Notice he doesn’t simply pray, ‘God bless…’ Rather, drawing on his deeper understanding of God – the riches of his glory – he prays for God’s powerful work within us.
Change from within. Paul knows that life is not all downhill as we age. Rather, he says that if God is at work in our lives, changes for the better to our inner being can occur.
It’s here we begin to see the counter-cultural way God works as opposed to the way that the world expects him to work. The world expects God to work with great display of obvious power. And we can be tempted to think like this too.
But God in his goodness has a different plan. For the present, he chooses to work in secret— changing us from the inside out, not the outside in. It’s easy to miss this for we tend to think of God’s power in terms of what can be seen.
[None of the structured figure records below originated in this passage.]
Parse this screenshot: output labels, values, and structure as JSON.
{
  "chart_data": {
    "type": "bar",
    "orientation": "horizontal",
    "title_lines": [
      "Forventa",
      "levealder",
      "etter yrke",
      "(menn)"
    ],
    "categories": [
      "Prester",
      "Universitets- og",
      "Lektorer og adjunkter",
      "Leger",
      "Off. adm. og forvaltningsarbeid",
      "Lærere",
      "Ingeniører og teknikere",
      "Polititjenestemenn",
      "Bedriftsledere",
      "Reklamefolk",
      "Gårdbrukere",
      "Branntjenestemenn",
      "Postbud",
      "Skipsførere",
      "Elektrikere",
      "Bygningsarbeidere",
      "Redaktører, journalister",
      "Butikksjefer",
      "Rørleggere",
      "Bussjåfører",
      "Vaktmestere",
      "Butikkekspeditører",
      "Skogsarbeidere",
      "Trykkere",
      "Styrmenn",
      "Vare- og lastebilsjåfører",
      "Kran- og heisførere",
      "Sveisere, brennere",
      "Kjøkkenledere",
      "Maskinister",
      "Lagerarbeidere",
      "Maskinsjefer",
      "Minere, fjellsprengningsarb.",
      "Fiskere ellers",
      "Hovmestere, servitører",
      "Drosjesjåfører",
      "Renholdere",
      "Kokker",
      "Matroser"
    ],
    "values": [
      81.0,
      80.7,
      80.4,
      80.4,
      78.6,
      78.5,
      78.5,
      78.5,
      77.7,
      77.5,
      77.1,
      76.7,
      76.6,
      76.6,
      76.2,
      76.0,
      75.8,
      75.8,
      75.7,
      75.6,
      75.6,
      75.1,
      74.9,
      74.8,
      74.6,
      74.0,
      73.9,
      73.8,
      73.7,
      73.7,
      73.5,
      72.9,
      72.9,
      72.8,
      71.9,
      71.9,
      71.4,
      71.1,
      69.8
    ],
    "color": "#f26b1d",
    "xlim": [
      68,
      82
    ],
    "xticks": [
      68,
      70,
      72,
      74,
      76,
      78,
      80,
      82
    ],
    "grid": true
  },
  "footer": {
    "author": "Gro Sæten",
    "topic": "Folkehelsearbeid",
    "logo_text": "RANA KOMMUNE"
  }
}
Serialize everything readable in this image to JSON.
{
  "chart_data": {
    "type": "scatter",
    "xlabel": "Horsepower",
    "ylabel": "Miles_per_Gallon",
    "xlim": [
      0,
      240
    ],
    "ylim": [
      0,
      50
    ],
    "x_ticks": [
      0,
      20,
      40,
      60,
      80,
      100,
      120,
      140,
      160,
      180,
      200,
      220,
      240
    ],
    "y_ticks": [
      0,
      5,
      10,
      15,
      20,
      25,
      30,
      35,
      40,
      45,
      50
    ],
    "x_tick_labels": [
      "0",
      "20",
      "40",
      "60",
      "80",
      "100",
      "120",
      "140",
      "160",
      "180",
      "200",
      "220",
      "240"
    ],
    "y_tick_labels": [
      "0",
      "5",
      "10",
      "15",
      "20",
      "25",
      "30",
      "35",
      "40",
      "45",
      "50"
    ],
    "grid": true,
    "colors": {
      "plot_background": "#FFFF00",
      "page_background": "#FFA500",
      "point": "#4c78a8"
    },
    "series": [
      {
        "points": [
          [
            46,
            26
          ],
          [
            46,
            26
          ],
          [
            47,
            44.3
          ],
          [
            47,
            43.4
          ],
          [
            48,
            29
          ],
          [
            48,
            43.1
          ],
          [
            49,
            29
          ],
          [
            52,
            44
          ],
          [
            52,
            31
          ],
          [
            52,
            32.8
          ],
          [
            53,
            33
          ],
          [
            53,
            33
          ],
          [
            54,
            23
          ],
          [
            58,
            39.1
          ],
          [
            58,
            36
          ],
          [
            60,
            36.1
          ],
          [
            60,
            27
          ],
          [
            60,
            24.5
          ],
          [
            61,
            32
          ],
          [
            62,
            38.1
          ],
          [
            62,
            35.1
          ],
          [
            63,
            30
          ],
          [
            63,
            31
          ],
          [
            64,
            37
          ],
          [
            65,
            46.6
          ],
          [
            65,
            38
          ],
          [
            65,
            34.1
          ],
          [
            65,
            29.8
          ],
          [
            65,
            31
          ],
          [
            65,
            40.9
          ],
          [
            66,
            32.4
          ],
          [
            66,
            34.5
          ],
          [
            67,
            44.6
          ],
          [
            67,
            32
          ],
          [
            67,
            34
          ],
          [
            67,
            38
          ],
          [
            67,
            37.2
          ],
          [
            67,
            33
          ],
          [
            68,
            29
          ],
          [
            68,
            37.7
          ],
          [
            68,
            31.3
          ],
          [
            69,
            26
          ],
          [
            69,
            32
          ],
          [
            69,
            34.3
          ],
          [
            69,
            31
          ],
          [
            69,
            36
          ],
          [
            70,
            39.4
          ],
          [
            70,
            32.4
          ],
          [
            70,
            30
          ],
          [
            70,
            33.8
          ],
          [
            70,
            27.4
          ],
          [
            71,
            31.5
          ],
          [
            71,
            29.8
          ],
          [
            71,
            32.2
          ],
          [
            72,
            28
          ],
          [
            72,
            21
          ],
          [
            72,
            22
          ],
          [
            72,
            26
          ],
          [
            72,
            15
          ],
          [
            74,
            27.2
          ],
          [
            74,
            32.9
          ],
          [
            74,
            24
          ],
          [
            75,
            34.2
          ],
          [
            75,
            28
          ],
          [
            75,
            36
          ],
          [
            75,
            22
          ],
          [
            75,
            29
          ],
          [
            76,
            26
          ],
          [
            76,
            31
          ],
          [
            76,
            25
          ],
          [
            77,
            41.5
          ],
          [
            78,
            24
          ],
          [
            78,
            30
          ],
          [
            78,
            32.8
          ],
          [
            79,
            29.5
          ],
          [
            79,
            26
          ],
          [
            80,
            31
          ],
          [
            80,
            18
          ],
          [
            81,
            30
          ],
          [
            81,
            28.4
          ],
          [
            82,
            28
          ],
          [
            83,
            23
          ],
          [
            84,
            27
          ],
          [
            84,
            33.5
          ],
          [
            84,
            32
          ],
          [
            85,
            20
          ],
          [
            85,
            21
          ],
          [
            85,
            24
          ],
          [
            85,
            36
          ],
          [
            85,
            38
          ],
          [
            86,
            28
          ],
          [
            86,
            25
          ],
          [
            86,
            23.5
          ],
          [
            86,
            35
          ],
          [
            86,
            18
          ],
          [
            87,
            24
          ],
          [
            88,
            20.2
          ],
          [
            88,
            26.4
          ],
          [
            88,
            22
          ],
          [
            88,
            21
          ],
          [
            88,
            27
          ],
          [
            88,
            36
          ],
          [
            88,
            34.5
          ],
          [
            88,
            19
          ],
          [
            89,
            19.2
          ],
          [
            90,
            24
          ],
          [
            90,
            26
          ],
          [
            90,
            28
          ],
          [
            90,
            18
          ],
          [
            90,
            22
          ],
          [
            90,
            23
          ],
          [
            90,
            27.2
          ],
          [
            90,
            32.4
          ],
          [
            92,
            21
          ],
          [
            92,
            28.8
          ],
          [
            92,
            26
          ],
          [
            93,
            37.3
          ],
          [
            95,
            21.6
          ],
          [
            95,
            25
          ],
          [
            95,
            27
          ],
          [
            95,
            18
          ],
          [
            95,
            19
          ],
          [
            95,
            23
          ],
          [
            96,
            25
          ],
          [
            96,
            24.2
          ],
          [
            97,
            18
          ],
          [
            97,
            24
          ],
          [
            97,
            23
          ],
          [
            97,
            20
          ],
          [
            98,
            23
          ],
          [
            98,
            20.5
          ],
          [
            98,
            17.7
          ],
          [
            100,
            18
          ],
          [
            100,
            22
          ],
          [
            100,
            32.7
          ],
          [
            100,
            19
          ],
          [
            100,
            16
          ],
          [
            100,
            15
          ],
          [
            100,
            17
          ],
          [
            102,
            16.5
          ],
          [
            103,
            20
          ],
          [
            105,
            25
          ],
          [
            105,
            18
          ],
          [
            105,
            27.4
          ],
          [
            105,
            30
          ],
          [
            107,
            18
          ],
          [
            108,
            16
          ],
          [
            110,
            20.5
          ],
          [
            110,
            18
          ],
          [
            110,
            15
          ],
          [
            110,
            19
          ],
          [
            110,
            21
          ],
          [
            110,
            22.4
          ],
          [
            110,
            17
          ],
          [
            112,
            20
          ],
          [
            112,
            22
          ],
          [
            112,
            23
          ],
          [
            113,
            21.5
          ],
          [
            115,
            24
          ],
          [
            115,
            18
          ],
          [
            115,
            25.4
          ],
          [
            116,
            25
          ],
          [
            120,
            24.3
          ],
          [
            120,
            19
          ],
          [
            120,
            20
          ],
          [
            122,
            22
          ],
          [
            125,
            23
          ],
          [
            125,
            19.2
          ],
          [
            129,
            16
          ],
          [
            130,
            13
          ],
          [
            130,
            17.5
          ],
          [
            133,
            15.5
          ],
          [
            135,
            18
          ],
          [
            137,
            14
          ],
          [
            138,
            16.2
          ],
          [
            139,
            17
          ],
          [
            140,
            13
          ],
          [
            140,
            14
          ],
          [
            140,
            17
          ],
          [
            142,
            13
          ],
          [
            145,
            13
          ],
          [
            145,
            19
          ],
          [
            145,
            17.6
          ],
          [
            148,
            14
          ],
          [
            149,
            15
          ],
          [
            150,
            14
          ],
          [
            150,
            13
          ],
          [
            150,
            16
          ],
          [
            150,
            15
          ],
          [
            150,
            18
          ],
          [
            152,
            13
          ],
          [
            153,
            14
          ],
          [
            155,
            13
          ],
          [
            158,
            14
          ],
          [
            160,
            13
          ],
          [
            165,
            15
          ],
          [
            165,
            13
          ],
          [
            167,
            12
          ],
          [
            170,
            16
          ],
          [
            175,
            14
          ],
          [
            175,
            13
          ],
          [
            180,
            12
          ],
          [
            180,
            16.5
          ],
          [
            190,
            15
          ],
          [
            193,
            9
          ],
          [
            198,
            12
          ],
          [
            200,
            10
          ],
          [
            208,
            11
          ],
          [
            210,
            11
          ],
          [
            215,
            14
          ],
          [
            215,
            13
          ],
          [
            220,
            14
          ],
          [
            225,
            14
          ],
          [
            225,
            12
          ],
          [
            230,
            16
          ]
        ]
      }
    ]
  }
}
We might think God’s power in our lives will bring self-confidence, self-assertion, success. And when it comes to churches, we think that God’s power will be seen in high-powered church.
But what Paul is praying for is the work of the Holy Spirit, strengthening us at the very heart of our lives. Because of his understanding of the character of God, Paul wants God’s Spirit to strengthen our appetite for God. He wants the Spirit to strengthen our resolve to trust and follow Jesus so that we say ‘No’ to temptation and ‘Yes’ to him. He wants the Spirit to so focus our life on Jesus that we will drop sinful habits and adopt a new framework for living.
He longs to see the whole of our inner life affected by the Spirit—the desires of our hearts, our thoughts, and the choices we make. Paul is saying, ‘I pray that God will change you through the Spirit’s work within you.’
This can be painful for as the Holy Spirit begins to probe and question, to challenge, discipline and develop us, it hurts. The adage, ‘no pain no gain’ rings true when the Spirit begins his work.
Growth. When he takes the Word of God and reaches to the very depth of our lives, the Word becomes like a scalpel in his hands. Paul knows that God wants us to put on the qualities and integrity that Jesus himself displayed. So he writes in 2 Corinthians 3:16-17 that God is committed to changing us into the likeness of the Lord Jesus Christ— from one degree of glory to another.
Is your prayer life stunted because you don’t make the time to grow in your understanding of God?
In Knowing God, JI Packer writes, ‘Christian minds have been conformed to the modern spirit: the spirit, that is, that spawns great thoughts of humankind and leaves room for only small thoughts of God.’